November 30, 2025
By Navya K Debbad
Corporate failures often appear sudden from the outside, yet most troubled firms show signs of decline long before they collapse. The challenge is that these signals can be subtle, inconsistent, or buried within large volumes of financial data. In a new study, Prof. Nagaraju Thota, Prof. A. C. V. Subrahmanyam, Sreenivasulu Puli, and Sneha Yarala from the Dept. of Economics & Finance- BITS Pilani, Hyderabad Campus explore how artificial intelligence and machine learning can uncover these patterns more accurately than traditional methods. Their research examines the financial behaviour of thousands of Indian firms and offers insights into what makes bankruptcy predictable and why public listed companies are far easier to assess than unlisted ones.
Why Bankruptcy Prediction Is So Difficult
Predicting bankruptcy has always been a complex problem because corporate financial statements vary widely in format and quality. Companies differ in leverage, investment cycles, growth strategies, and accounting practices. Traditional statistical models often assume that the data is balanced and evenly distributed, but in reality there are very few bankrupt firms compared to a vast number of healthy firms.
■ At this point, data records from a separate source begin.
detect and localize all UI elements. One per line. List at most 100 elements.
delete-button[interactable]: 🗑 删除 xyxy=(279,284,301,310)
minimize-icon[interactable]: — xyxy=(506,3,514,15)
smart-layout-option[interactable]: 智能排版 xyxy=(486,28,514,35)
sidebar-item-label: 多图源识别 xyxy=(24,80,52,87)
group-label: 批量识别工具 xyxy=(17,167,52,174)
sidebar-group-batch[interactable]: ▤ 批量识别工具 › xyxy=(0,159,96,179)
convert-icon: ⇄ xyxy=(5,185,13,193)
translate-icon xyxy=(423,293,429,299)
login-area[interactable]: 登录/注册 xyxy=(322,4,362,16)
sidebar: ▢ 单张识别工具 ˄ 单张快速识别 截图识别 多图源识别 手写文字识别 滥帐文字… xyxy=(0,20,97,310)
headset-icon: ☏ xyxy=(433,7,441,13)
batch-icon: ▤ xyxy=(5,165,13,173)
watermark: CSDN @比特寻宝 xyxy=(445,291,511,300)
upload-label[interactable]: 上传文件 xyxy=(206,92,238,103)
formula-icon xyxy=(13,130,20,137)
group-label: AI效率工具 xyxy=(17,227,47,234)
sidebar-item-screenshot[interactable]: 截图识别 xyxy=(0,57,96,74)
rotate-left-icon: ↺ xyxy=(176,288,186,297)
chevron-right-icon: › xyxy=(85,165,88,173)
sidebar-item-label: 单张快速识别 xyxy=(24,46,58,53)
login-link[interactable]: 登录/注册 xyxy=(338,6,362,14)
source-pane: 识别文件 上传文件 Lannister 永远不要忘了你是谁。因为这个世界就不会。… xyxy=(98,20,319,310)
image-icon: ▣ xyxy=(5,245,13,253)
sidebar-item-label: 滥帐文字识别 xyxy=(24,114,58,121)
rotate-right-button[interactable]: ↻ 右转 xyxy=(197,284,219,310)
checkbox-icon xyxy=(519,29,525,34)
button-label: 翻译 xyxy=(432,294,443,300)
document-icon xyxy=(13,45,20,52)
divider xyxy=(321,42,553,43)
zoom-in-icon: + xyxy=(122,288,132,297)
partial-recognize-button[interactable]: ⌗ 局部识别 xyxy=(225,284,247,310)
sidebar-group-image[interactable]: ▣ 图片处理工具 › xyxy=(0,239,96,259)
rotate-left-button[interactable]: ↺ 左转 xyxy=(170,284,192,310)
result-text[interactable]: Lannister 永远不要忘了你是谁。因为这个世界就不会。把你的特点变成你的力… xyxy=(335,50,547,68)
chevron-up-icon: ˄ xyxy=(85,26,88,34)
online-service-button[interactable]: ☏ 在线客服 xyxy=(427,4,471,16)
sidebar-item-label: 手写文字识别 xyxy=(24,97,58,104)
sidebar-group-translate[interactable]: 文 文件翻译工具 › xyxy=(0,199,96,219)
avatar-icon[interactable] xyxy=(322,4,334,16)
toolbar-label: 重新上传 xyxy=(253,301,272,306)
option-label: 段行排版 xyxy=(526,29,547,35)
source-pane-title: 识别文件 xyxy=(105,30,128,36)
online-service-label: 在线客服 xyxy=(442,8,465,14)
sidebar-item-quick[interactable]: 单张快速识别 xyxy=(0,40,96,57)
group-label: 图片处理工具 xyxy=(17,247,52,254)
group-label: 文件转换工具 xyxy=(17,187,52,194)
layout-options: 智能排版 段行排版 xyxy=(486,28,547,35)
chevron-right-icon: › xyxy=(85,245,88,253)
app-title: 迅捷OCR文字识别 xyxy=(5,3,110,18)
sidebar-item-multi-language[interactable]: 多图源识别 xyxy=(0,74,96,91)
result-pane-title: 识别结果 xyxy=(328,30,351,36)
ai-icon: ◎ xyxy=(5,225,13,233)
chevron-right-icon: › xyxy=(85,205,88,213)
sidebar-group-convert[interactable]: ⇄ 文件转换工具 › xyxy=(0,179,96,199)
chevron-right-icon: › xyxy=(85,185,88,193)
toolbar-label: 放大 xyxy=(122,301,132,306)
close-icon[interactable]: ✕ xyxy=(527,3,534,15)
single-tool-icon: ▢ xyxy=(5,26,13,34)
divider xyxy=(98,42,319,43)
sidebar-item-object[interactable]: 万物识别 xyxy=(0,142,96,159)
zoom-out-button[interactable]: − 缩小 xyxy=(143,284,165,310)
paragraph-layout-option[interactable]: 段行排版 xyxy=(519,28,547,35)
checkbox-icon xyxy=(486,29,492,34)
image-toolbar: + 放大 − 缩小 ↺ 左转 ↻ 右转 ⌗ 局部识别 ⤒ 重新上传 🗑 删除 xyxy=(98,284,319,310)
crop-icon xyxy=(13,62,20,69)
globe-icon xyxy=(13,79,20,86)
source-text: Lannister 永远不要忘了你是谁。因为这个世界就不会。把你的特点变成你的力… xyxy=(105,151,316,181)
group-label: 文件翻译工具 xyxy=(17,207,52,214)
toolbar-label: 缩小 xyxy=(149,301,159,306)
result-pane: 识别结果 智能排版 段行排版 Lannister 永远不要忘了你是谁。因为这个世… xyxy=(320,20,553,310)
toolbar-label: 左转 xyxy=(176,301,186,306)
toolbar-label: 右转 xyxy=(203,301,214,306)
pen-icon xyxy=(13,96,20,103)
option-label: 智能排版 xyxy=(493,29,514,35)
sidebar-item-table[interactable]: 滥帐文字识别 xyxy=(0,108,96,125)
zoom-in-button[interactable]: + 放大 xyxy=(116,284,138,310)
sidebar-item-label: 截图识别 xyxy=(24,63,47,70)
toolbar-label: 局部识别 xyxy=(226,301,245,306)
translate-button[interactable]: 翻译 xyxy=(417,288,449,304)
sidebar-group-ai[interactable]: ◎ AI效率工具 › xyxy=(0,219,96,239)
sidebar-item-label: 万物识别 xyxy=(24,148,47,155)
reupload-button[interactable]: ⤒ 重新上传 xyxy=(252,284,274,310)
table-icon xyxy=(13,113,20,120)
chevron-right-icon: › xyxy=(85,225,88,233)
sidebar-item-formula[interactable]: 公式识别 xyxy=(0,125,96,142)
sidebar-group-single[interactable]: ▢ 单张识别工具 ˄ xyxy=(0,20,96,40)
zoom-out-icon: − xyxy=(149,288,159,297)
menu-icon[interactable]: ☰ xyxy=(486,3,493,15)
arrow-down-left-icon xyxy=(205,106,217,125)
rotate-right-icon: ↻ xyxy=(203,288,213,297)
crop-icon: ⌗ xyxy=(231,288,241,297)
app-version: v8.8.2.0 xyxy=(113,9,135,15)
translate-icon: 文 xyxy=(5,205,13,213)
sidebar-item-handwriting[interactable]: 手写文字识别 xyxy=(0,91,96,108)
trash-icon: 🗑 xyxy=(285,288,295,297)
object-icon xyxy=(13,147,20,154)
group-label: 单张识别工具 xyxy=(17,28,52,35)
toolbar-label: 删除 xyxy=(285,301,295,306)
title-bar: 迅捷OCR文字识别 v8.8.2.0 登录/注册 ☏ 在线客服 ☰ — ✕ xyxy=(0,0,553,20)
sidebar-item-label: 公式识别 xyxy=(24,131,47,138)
This imbalance is a major issue as the authors point out that out of 18,771 total firms, only 1,492 were bankrupt, while 17,279 were non bankrupt. This means that most prediction models are trained on data dominated by healthy firms, making it difficult to identify the minority group accurately. Bankruptcy is therefore a rare event, and without corrective methods the machine learning model tends to learn patterns only from the majority class, resulting in poor predictive performance.
How AI Models Improve the Prediction Landscape
To overcome this imbalance, the researchers employed the Synthetic Minority Oversampling Technique, known as SMOTE. This method creates synthetic data points for the underrepresented class and expands the dataset to 34,558 balanced observations, allowing the models to learn the characteristics of financially distressed firms more effectively.
The study then tested a range of machine learning techniques including random forests, gradient boosting, neural networks, decision trees, and logistic regression. These models do not rely on strict statistical assumptions. Instead they detect complex relationships across financial ratios and can capture early signs of vulnerability that traditional tools might miss.
Why Listed Companies Are Much Easier to Predict
One of the most important findings of the study is the clear distinction between listed and unlisted companies. Listed firms must follow regulatory reporting standards and provide regular financial disclosures and their accounting data is timelier and more structured, which leaves fewer gaps for the models to interpret. As a result, the prediction accuracy for listed companies is significantly higher.
Unlisted companies, on the other hand, have more inconsistent financial disclosures. Limited reporting and irregular information mean the risk signals are harder to detect. The presence of fewer data points makes their behaviour less predictable, even when sophisticated machine learning tools are applied. The study highlights that data transparency is essential for reliable bankruptcy prediction and that public listing indirectly supports better risk assessment.
The Financial Red Flags That Matter Most
Although machine learning models can evaluate hundreds of variables at once, the study also identifies the financial indicators that consistently have the greatest predictive power. These include:
• Debt to total assets
• Return on assets
• Interest coverage
• Profit after taxes to total assets
• Cash flow to debt
These ratios are deeply tied to a company’s ability to manage its obligations, generate returns from its assets, and maintain healthy cash flows. When these values weaken together they create a powerful warning signal and Machine learning models excel at recognising this combination and translating it into an accurate risk prediction.
Which Models Perform Best
Among all the models tested, random forests delivered the strongest performance, achieving an accuracy of 0.93 in the overall sample. Gradient boosting and neural networks also performed well, showing strong adaptability to the complex financial patterns present in the data. Logistic regression remained useful as a benchmark but did not match the predictive strength of the more advanced machine learning techniques. These results demonstrate that ensemble and deep learning approaches are particularly effective when financial data is varied, unbalanced, and complex.
Why This Research Matters for India’s Financial System
India’s business landscape is rapidly expanding, and with this growth comes the need for better risk monitoring tools. Early prediction of bankruptcy can help banks manage credit exposure, help investors identify vulnerable companies, and guide policymakers in strengthening governance standards.
For companies themselves, these models can serve as internal health checks. They allow managers to understand which financial areas deserve urgent attention before they become irreversible problems. Most importantly, the study provides evidence that transparency and consistency in financial reporting lead to better predictive outcomes. Listed companies benefit from this, and the findings underline the importance of strong disclosure norms across all sectors.
Looking Ahead
The study shows how data driven methods can bring clarity to a long standing challenge in corporate finance. Bankruptcy is not just an individual firm’s failure. It affects employees, creditors, suppliers, and the larger economic network. AI based tools have the potential to act as early warning systems that support more stable and responsible financial ecosystems.
As more Indian companies embrace digital reporting and standardised disclosures, machine learning models will become even more accurate. The future of financial risk management may increasingly depend on intelligent systems that learn from real economic behaviour and guide decisions with precision and foresight.